Thereupon Tikhon Ilitch, without quitting his seat at the table of Daeff’s eating-house, wrote a brief, peremptory letter to his brother: ’twas high time for old men to make peace, to repent. And there, in that same eating-house, the reconciliation took place—swiftly, almost without the utterance of a word. And on the following day came the business talk.
It was morning; the eating-house was still almost empty. The sun shone through the dusty windows, lighted up the small tables covered with greyish-red tablecloths, the floor newly washed with bran and emitting an odour of the stable, and the waiters in their white shirts and white trousers. In a cage a canary was singing in all possible modulations, but like a mechanical bird which had been wound up rather than a live one. Next door, the bells of St. Michael Archangel’s church were ringing for the Liturgy, and the dense, sonorous peal shook the walls and boomed quivering overhead. With nervous, serious countenance, Tikhon Ilitch seated himself at a table, ordered at first only tea for two, but became impatient and reached for the bill-of-fare—a novelty which had excited the mirth of all Daeff’s patrons. On the card was printed: “A small carafe of vodka, with snack, 25 kopeks. With tasty snack, 40 kopeks.” Tikhon Ilitch ordered the carafe of vodka at forty kopeks. He tossed off two glasses with avidity and was on the point of drinking a third, when a long-familiar voice resounded in his ear: “Well, good morning once more.”
Kuzma was garbed in the same fashion as his brother. He was shorter of stature, with larger bones, more withered, and a trifle broader of shoulder. He had the large thin face with prominent cheekbones of a shrewd old peasant shopkeeper, grey overhanging eyebrows, and large greenish eyes. His manner of beginning was not simple:
“First of all, I must expound to you, Tikhon Ilitch,” he began, as soon as Tikhon Ilitch had poured him a cup of tea, “I must expound to you what sort of a man I am, so that you may know”—he chuckled—“with whom you are dealing.” He had a way of enunciating his words very distinctly, elevating his brows, unfastening and fastening the upper button of his short coat while he talked. So, having buttoned it, he continued: “I, you see, am an anarchist. …”

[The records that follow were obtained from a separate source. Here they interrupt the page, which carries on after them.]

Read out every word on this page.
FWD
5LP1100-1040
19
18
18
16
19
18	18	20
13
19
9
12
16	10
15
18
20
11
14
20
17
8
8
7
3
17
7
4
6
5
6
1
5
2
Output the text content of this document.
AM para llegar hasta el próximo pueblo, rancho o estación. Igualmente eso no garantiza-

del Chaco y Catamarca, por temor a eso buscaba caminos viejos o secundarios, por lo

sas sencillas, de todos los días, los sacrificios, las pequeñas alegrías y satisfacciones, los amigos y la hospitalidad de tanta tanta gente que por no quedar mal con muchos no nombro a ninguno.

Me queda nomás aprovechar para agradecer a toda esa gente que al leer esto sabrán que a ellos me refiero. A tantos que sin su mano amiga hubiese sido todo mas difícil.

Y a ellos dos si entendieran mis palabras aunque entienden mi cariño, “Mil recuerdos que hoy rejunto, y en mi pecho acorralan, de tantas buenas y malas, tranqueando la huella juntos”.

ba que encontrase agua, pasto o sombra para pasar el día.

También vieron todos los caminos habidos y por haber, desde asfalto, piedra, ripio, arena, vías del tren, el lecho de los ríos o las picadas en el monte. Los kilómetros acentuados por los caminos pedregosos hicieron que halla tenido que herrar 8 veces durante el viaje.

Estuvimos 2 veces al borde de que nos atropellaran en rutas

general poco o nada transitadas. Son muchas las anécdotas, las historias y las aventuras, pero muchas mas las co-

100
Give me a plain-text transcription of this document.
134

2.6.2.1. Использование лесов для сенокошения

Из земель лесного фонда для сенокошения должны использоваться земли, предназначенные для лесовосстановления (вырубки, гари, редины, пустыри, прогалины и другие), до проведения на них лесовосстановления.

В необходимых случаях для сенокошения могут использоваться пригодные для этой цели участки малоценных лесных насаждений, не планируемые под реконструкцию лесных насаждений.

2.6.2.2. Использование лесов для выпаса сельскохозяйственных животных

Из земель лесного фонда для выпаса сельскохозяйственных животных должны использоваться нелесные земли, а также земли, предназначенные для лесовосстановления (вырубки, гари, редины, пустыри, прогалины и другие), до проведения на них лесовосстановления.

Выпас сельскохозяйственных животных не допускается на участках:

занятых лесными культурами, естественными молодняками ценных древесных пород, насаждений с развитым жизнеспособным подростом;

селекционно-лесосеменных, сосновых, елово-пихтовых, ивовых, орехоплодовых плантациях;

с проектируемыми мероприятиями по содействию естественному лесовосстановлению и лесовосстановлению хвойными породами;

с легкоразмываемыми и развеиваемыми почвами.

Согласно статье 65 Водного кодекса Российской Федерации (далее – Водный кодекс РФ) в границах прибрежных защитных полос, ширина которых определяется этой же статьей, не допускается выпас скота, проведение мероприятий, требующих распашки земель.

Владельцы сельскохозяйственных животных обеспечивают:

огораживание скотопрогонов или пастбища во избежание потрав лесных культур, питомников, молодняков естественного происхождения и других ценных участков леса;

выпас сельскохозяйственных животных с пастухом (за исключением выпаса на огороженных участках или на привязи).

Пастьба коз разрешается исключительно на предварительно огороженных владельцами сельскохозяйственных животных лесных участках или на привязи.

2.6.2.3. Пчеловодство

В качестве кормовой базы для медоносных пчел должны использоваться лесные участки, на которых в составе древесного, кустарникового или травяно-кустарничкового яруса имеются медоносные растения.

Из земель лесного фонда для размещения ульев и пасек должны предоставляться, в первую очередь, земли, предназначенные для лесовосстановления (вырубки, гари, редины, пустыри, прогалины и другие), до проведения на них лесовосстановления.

Tikhon Ilitch raised his eyebrows.
“Don’t be afraid. I don’t meddle with politics. But you can’t give a man orders how he is to think. It won’t harm you in the least. I shall manage the estate faithfully, but I tell you straight from the shoulder that I will not skin the people.”
“Anyway, that can’t be done at the present time,” sighed Tikhon Ilitch.
“Well, times are the same as they always were. It is still possible to fleece people. I’ll do my managing properly, but my leisure I shall devote to self-development. That is to say, to reading.”